A Message from TADP’s Executive Director on The Covenant School Shooting and the Violence Epidemic

On a beautiful spring day one week ago, six people, including three children, were shot and killed at The Covenant School in Nashville. The shooter was also killed. Seven dead in 15 minutes.

As this nightmare was unfolding, I was serving on a panel at MTSU, joined by Sabrina-Butler Smith and Cynthia Vaughn. We had been invited to speak to two classes for Women’s History Month.

Sabrina, a woman of color, is one of only two women exonerated from death row in the country. As a teenager in Mississippi, she was convicted of killing her infant son and sentenced to die. Her wrongful conviction was based on false and misleading forensic evidence as well as prosecutorial misconduct. Sabrina endured six and a half years in prison, two years and nine months on death row, for a crime that never occurred. Her son, Walter, died of natural causes.

Cynthia Vaughn was a child when her mother, Connie, was murdered in Memphis. Her stepfather, Don Johnson, was convicted for her mother’s murder and sentenced to death. Cynthia’s life was turned upside down, and for most of her life, she wanted her stepfather to die.

A few years before his execution, she realized the anger that her unaddressed trauma had created was destroying her and hurting others. After visiting her stepfather on death row, she became convinced that there was nothing about his death that would heal her. She worked to stop his execution and now speaks about the additional trauma she experienced trapped in the legal system for thirty years while receiving little to no support from the state to assist with her healing.

Cynthia, Sabrina, and I finished our first presentation on Monday morning and went to grab an early lunch. After we sat down to eat, we got word of the shooting. I made some calls to get more information. The news was bad. We finished our meal as best we could and gathered ourselves for a second presentation to 50 students and a few faculty members.

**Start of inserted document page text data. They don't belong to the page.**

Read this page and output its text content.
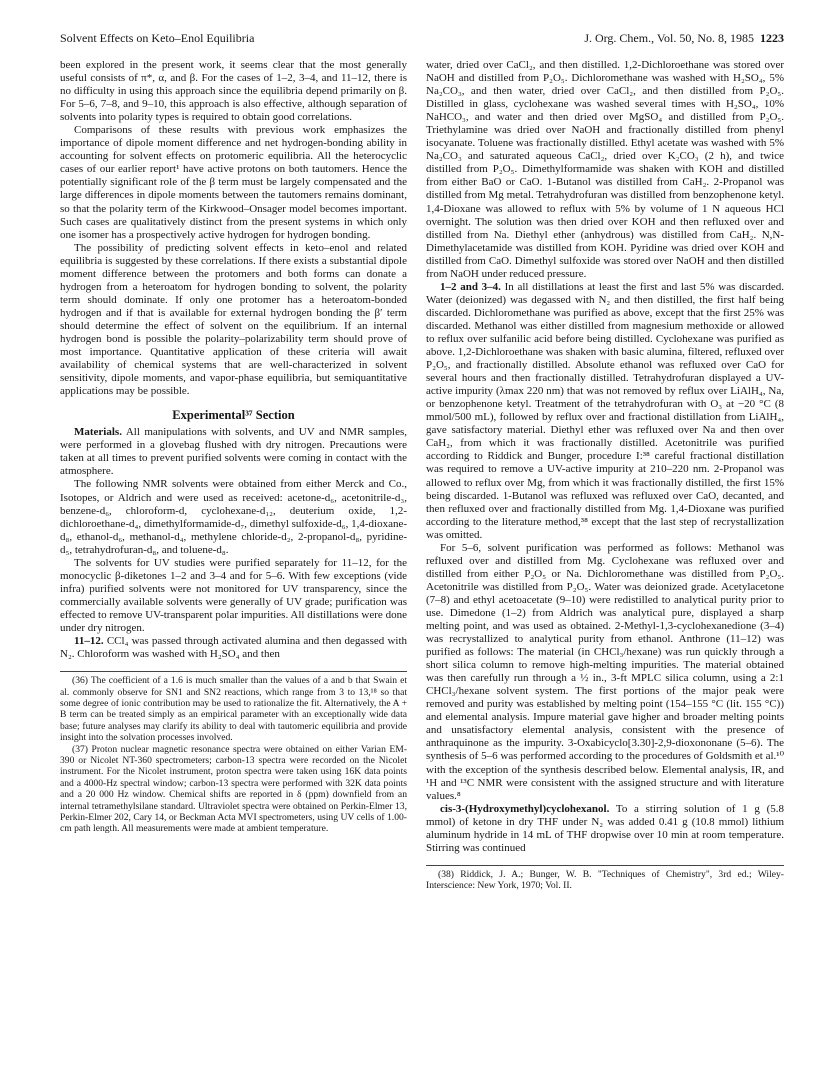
Solvent Effects on Keto–Enol Equilibria	J. Org. Chem., Vol. 50, No. 8, 1985 1223

been explored in the present work, it seems clear that the most generally useful consists of π*, α, and β. For the cases of 1–2, 3–4, and 11–12, there is no difficulty in using this approach since the equilibria depend primarily on β. For 5–6, 7–8, and 9–10, this approach is also effective, although separation of solvents into polarity types is required to obtain good correlations.

Comparisons of these results with previous work emphasizes the importance of dipole moment difference and net hydrogen-bonding ability in accounting for solvent effects on protomeric equilibria. All the heterocyclic cases of our earlier report¹ have active protons on both tautomers. Hence the potentially significant role of the β term must be largely compensated and the large differences in dipole moments between the tautomers remains dominant, so that the polarity term of the Kirkwood–Onsager model becomes important. Such cases are qualitatively distinct from the present systems in which only one isomer has a prospectively active hydrogen for hydrogen bonding.

The possibility of predicting solvent effects in keto–enol and related equilibria is suggested by these correlations. If there exists a substantial dipole moment difference between the protomers and both forms can donate a hydrogen from a heteroatom for hydrogen bonding to solvent, the polarity term should dominate. If only one protomer has a heteroatom-bonded hydrogen and if that is available for external hydrogen bonding the β′ term should determine the effect of solvent on the equilibrium. If an internal hydrogen bond is possible the polarity–polarizability term should prove of most importance. Quantitative application of these criteria will await availability of chemical systems that are well-characterized in solvent sensitivity, dipole moments, and vapor-phase equilibria, but semiquantitative applications may be possible.

Experimental³⁷ Section

Materials. All manipulations with solvents, and UV and NMR samples, were performed in a glovebag flushed with dry nitrogen. Precautions were taken at all times to prevent purified solvents were coming in contact with the atmosphere.

The following NMR solvents were obtained from either Merck and Co., Isotopes, or Aldrich and were used as received: acetone-d₆, acetonitrile-d₃, benzene-d₆, chloroform-d, cyclohexane-d₁₂, deuterium oxide, 1,2-dichloroethane-d₄, dimethylformamide-d₇, dimethyl sulfoxide-d₆, 1,4-dioxane-d₈, ethanol-d₆, methanol-d₄, methylene chloride-d₂, 2-propanol-d₈, pyridine-d₅, tetrahydrofuran-d₈, and toluene-d₈.

The solvents for UV studies were purified separately for 11–12, for the monocyclic β-diketones 1–2 and 3–4 and for 5–6. With few exceptions (vide infra) purified solvents were not monitored for UV transparency, since the commercially available solvents were generally of UV grade; purification was effected to remove UV-transparent polar impurities. All distillations were done under dry nitrogen.

11–12. CCl₄ was passed through activated alumina and then degassed with N₂. Chloroform was washed with H₂SO₄ and then

(36) The coefficient of a 1.6 is much smaller than the values of a and b that Swain et al. commonly observe for SN1 and SN2 reactions, which range from 3 to 13,¹⁸ so that some degree of ionic contribution may be used to rationalize the fit. Alternatively, the A + B term can be treated simply as an empirical parameter with an exceptionally wide data base; future analyses may clarify its ability to deal with tautomeric equilibria and provide insight into the solvation processes involved.

(37) Proton nuclear magnetic resonance spectra were obtained on either Varian EM-390 or Nicolet NT-360 spectrometers; carbon-13 spectra were recorded on the Nicolet instrument. For the Nicolet instrument, proton spectra were taken using 16K data points and a 4000-Hz spectral window; carbon-13 spectra were performed with 32K data points and a 20 000 Hz window. Chemical shifts are reported in δ (ppm) downfield from an internal tetramethylsilane standard. Ultraviolet spectra were obtained on Perkin-Elmer 13, Perkin-Elmer 202, Cary 14, or Beckman Acta MVI spectrometers, using UV cells of 1.00-cm path length. All measurements were made at ambient temperature.

water, dried over CaCl₂, and then distilled. 1,2-Dichloroethane was stored over NaOH and distilled from P₂O₅. Dichloromethane was washed with H₂SO₄, 5% Na₂CO₃, and then water, dried over CaCl₂, and then distilled from P₂O₅. Distilled in glass, cyclohexane was washed several times with H₂SO₄, 10% NaHCO₃, and water and then dried over MgSO₄ and distilled from P₂O₅. Triethylamine was dried over NaOH and fractionally distilled from phenyl isocyanate. Toluene was fractionally distilled. Ethyl acetate was washed with 5% Na₂CO₃ and saturated aqueous CaCl₂, dried over K₂CO₃ (2 h), and twice distilled from P₂O₅. Dimethylformamide was shaken with KOH and distilled from either BaO or CaO. 1-Butanol was distilled from CaH₂. 2-Propanol was distilled from Mg metal. Tetrahydrofuran was distilled from benzophenone ketyl. 1,4-Dioxane was allowed to reflux with 5% by volume of 1 N aqueous HCl overnight. The solution was then dried over KOH and then refluxed over and distilled from Na. Diethyl ether (anhydrous) was distilled from CaH₂. N,N-Dimethylacetamide was distilled from KOH. Pyridine was dried over KOH and distilled from CaO. Dimethyl sulfoxide was stored over NaOH and then distilled from NaOH under reduced pressure.

1–2 and 3–4. In all distillations at least the first and last 5% was discarded. Water (deionized) was degassed with N₂ and then distilled, the first half being discarded. Dichloromethane was purified as above, except that the first 25% was discarded. Methanol was either distilled from magnesium methoxide or allowed to reflux over sulfanilic acid before being distilled. Cyclohexane was purified as above. 1,2-Dichloroethane was shaken with basic alumina, filtered, refluxed over P₂O₅, and fractionally distilled. Absolute ethanol was refluxed over CaO for several hours and then fractionally distilled. Tetrahydrofuran displayed a UV-active impurity (λmax 220 nm) that was not removed by reflux over LiAlH₄, Na, or benzophenone ketyl. Treatment of the tetrahydrofuran with O₃ at −20 °C (8 mmol/500 mL), followed by reflux over and fractional distillation from LiAlH₄, gave satisfactory material. Diethyl ether was refluxed over Na and then over CaH₂, from which it was fractionally distilled. Acetonitrile was purified according to Riddick and Bunger, procedure I:³⁸ careful fractional distillation was required to remove a UV-active impurity at 210–220 nm. 2-Propanol was allowed to reflux over Mg, from which it was fractionally distilled, the first 15% being discarded. 1-Butanol was refluxed was refluxed over CaO, decanted, and then refluxed over and fractionally distilled from Mg. 1,4-Dioxane was purified according to the literature method,³⁸ except that the last step of recrystallization was omitted.

For 5–6, solvent purification was performed as follows: Methanol was refluxed over and distilled from Mg. Cyclohexane was refluxed over and distilled from either P₂O₅ or Na. Dichloromethane was distilled from P₂O₅. Acetonitrile was distilled from P₂O₅. Water was deionized grade. Acetylacetone (7–8) and ethyl acetoacetate (9–10) were redistilled to analytical purity prior to use. Dimedone (1–2) from Aldrich was analytical pure, displayed a sharp melting point, and was used as obtained. 2-Methyl-1,3-cyclohexanedione (3–4) was recrystallized to analytical purity from ethanol. Anthrone (11–12) was purified as follows: The material (in CHCl₃/hexane) was run quickly through a short silica column to remove high-melting impurities. The material obtained was then carefully run through a ½ in., 3-ft MPLC silica column, using a 2:1 CHCl₃/hexane solvent system. The first portions of the major peak were removed and purity was established by melting point (154–155 °C (lit. 155 °C)) and elemental analysis. Impure material gave higher and broader melting points and unsatisfactory elemental analysis, consistent with the presence of anthraquinone as the impurity. 3-Oxabicyclo[3.30]-2,9-dioxononane (5–6). The synthesis of 5–6 was performed according to the procedures of Goldsmith et al.¹⁰ with the exception of the synthesis described below. Elemental analysis, IR, and ¹H and ¹³C NMR were consistent with the assigned structure and with literature values.⁸

cis-3-(Hydroxymethyl)cyclohexanol. To a stirring solution of 1 g (5.8 mmol) of ketone in dry THF under N₂ was added 0.41 g (10.8 mmol) lithium aluminum hydride in 14 mL of THF dropwise over 10 min at room temperature. Stirring was continued

(38) Riddick, J. A.; Bunger, W. B. "Techniques of Chemistry", 3rd ed.; Wiley-Interscience: New York, 1970; Vol. II.
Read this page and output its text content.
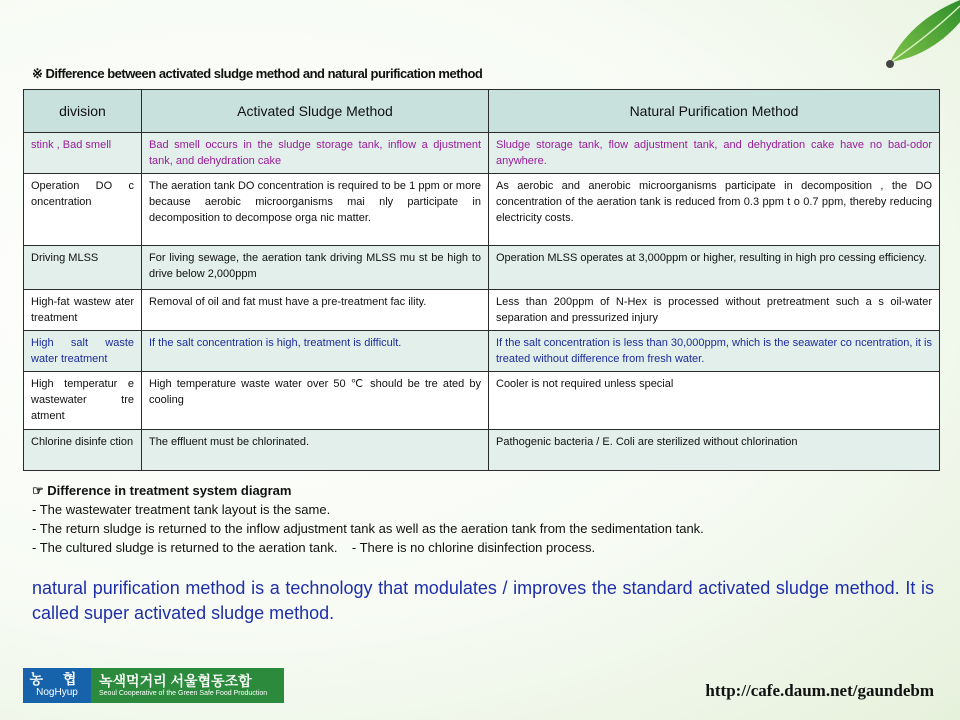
※ Difference between activated sludge method and natural purification method
division	Activated Sludge Method	Natural Purification Method
stink , Bad smell	Bad smell occurs in the sludge storage tank, inflow a djustment tank, and dehydration cake	Sludge storage tank, flow adjustment tank, and dehydration cake have no bad-odor anywhere.
Operation DO c oncentration	The aeration tank DO concentration is required to be 1 ppm or more because aerobic microorganisms mai nly participate in decomposition to decompose orga nic matter.	As aerobic and anerobic microorganisms participate in decomposition , the DO concentration of the aeration tank is reduced from 0.3 ppm t o 0.7 ppm, thereby reducing electricity costs.
Driving MLSS	For living sewage, the aeration tank driving MLSS mu st be high to drive below 2,000ppm	Operation MLSS operates at 3,000ppm or higher, resulting in high pro cessing efficiency.
High-fat wastew ater treatment	Removal of oil and fat must have a pre-treatment fac ility.	Less than 200ppm of N-Hex is processed without pretreatment such a s oil-water separation and pressurized injury
High salt waste water treatment	If the salt concentration is high, treatment is difficult.	If the salt concentration is less than 30,000ppm, which is the seawater co ncentration, it is treated without difference from fresh water.
High temperatur e wastewater tre atment	High temperature waste water over 50 ℃ should be tre ated by cooling	Cooler is not required unless special
Chlorine disinfe ction	The effluent must be chlorinated.	Pathogenic bacteria / E. Coli are sterilized without chlorination
☞ Difference in treatment system diagram
- The wastewater treatment tank layout is the same.
- The return sludge is returned to the inflow adjustment tank as well as the aeration tank from the sedimentation tank.
- The cultured sludge is returned to the aeration tank.    - There is no chlorine disinfection process.
natural purification method is a technology that modulates / improves the standard activated sludge method. It is called super activated sludge method.
농 협
NogHyup
녹색먹거리 서울협동조합
Seoul Cooperative of the Green Safe Food Production	http://cafe.daum.net/gaundebm
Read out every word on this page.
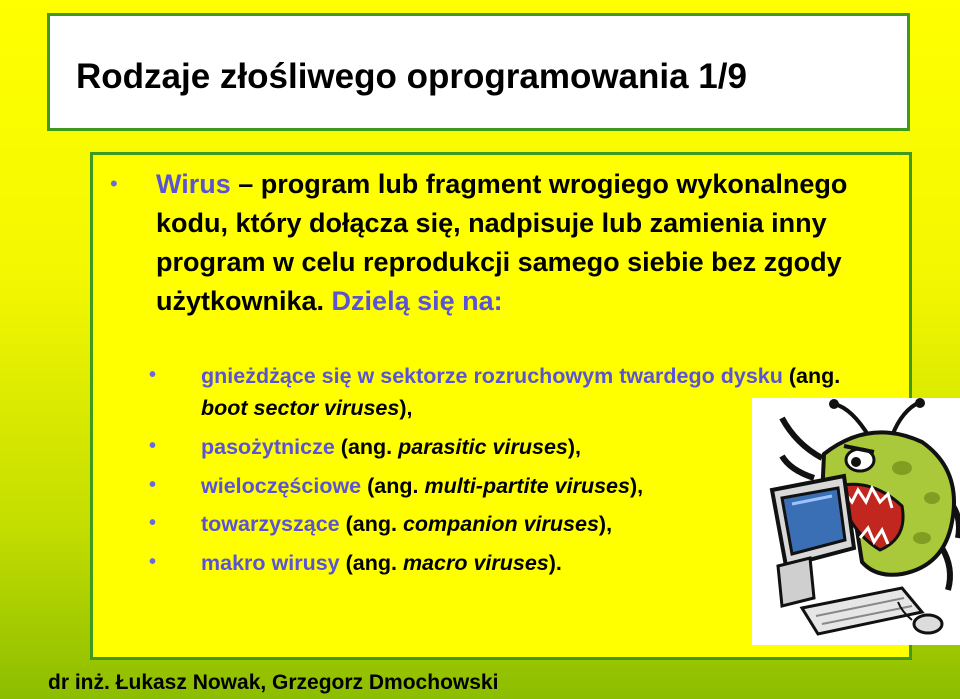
Rodzaje złośliwego oprogramowania 1/9
• Wirus – program lub fragment wrogiego wykonalnego kodu, który dołącza się, nadpisuje lub zamienia inny program w celu reprodukcji samego siebie bez zgody użytkownika. Dzielą się na:

• gnieżdżące się w sektorze rozruchowym twardego dysku (ang. boot sector viruses),
• pasożytnicze (ang. parasitic viruses),
• wieloczęściowe (ang. multi-partite viruses),
• towarzyszące (ang. companion viruses),
• makro wirusy (ang. macro viruses).

dr inż. Łukasz Nowak, Grzegorz Dmochowski
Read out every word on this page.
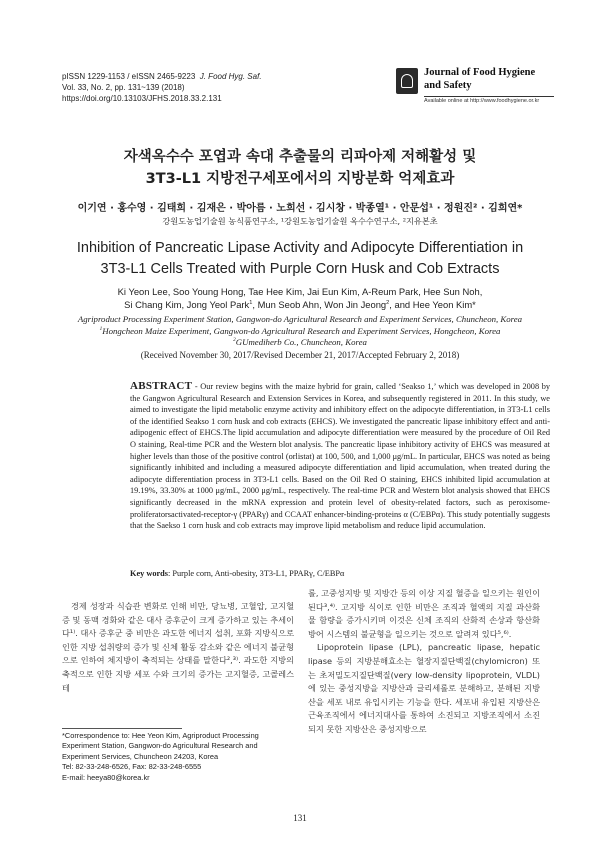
pISSN 1229-1153 / eISSN 2465-9223 J. Food Hyg. Saf.
Vol. 33, No. 2, pp. 131~139 (2018)
https://doi.org/10.13103/JFHS.2018.33.2.131
Journal of Food Hygiene
and Safety
Available online at http://www.foodhygiene.or.kr
자색옥수수 포엽과 속대 추출물의 리파아제 저해활성 및
3T3-L1 지방전구세포에서의 지방분화 억제효과
이기연 · 홍수영 · 김태희 · 김재은 · 박아름 · 노희선 · 김시창 · 박종열¹ · 안문섭¹ · 정원진² · 김희연*
강원도농업기술원 농식품연구소, ¹강원도농업기술원 옥수수연구소, ²지유본초
Inhibition of Pancreatic Lipase Activity and Adipocyte Differentiation in
3T3-L1 Cells Treated with Purple Corn Husk and Cob Extracts
Ki Yeon Lee, Soo Young Hong, Tae Hee Kim, Jai Eun Kim, A-Reum Park, Hee Sun Noh,
Si Chang Kim, Jong Yeol Park$^1$, Mun Seob Ahn, Won Jin Jeong$^2$, and Hee Yeon Kim*
Agriproduct Processing Experiment Station, Gangwon-do Agricultural Research and Experiment Services, Chuncheon, Korea
$^1$Hongcheon Maize Experiment, Gangwon-do Agricultural Research and Experiment Services, Hongcheon, Korea
$^2$GUmediherb Co., Chuncheon, Korea
(Received November 30, 2017/Revised December 21, 2017/Accepted February 2, 2018)
ABSTRACT - Our review begins with the maize hybrid for grain, called ‘Seakso 1,’ which was developed in 2008 by the Gangwon Agricultural Research and Extension Services in Korea, and subsequently registered in 2011. In this study, we aimed to investigate the lipid metabolic enzyme activity and inhibitory effect on the adipocyte differentiation, in 3T3-L1 cells of the identified Seakso 1 corn husk and cob extracts (EHCS). We investigated the pancreatic lipase inhibitory effect and anti-adipogenic effect of EHCS.The lipid accumulation and adipocyte differentiation were measured by the procedure of Oil Red O staining, Real-time PCR and the Western blot analysis. The pancreatic lipase inhibitory activity of EHCS was measured at higher levels than those of the positive control (orlistat) at 100, 500, and 1,000 μg/mL. In particular, EHCS was noted as being significantly inhibited and including a measured adipocyte differentiation and lipid accumulation, when treated during the adipocyte differentiation process in 3T3-L1 cells. Based on the Oil Red O staining, EHCS inhibited lipid accumulation at 19.19%, 33.30% at 1000 μg/mL, 2000 μg/mL, respectively. The real-time PCR and Western blot analysis showed that EHCS significantly decreased in the mRNA expression and protein level of obesity-related factors, such as peroxisome-proliferatorsactivated-receptor-γ (PPARγ) and CCAAT enhancer-binding-proteins α (C/EBPα). This study potentially suggests that the Saekso 1 corn husk and cob extracts may improve lipid metabolism and reduce lipid accumulation.
Key words: Purple corn, Anti-obesity, 3T3-L1, PPARγ, C/EBPα

경제 성장과 식습관 변화로 인해 비만, 당뇨병, 고혈압, 고지혈증 및 동맥 경화와 같은 대사 증후군이 크게 증가하고 있는 추세이다¹⁾. 대사 증후군 중 비만은 과도한 에너지 섭취, 포화 지방식으로 인한 지방 섭취량의 증가 및 신체 활동 감소와 같은 에너지 불균형으로 인하여 체지방이 축적되는 상태를 말한다²,³⁾. 과도한 지방의 축적으로 인한 지방 세포 수와 크기의 증가는 고지혈증, 고콜레스테

롤, 고중성지방 및 지방간 등의 이상 지질 혈증을 일으키는 원인이 된다³,⁴⁾. 고지방 식이로 인한 비만은 조직과 혈액의 지질 과산화물 함량을 증가시키며 이것은 신체 조직의 산화적 손상과 항산화 방어 시스템의 불균형을 일으키는 것으로 알려져 있다⁵,⁶⁾.

Lipoprotein lipase (LPL), pancreatic lipase, hepatic lipase 등의 지방분해효소는 혈장지질단백질(chylomicron) 또는 초저밀도지질단백질(very low-density lipoprotein, VLDL)에 있는 중성지방을 지방산과 글리세롤로 분해하고, 분해된 지방산을 세포 내로 유입시키는 기능을 한다. 세포내 유입된 지방산은 근육조직에서 에너지대사를 통하여 소진되고 지방조직에서 소진되지 못한 지방산은 중성지방으로

*Correspondence to: Hee Yeon Kim, Agriproduct Processing Experiment Station, Gangwon-do Agricultural Research and Experiment Services, Chuncheon 24203, Korea
Tel: 82-33-248-6526, Fax: 82-33-248-6555
E-mail: heeya80@korea.kr
131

What was there to say? We all sat silently for a minute or two, and then I spoke. “It has happened again.”

Sitting with Sabrina and Cynthia in a classroom full of young people staring back at us, I wanted to hit the rewind button and start the day over. I wanted to scream, vomit, and beat my fists against the wall. I wanted to run away.

I didn’t do any of those things. Instead, I took a deep, prayerful breath, and said, “Violence is never a solution to address our pain. It is, instead, a symptom of it. We cannot punish our way out of situations like this one.”

We cannot punish our way out of situations like this one.

We know that a variety of factors have led us to this deadly point. And we know that we are not helpless, though it may feel that way. There are steps to take to improve the situation, if we can find the collective will to take them.

Because the shooter is dead, we will not have the debate about how to punish the one who has inflicted the devastation. Such debates always distract us from the real question anyway…how could we have stopped it from happening in the first place?

I am convinced that transforming our criminal legal system, anchored in retribution and punishment, to a system that is anchored in accountability and healing, is at least part of the solution. Survivors of violence have many unmet needs that have nothing to do with punishing someone else. And those who have harmed or who might do harm to others should be able to access comprehensive mental and behavioral health care (including trauma care) in Tennessee, at least as easily as they can access a gun.

As our state wrestles with this tragedy, TADP is committed to having the hard conversations about how to prevent such violence from happening at all and to seek true justice in our communities–providing safety, healing, and real accountability for anyone experiencing harm.

Thank you for your support in this work.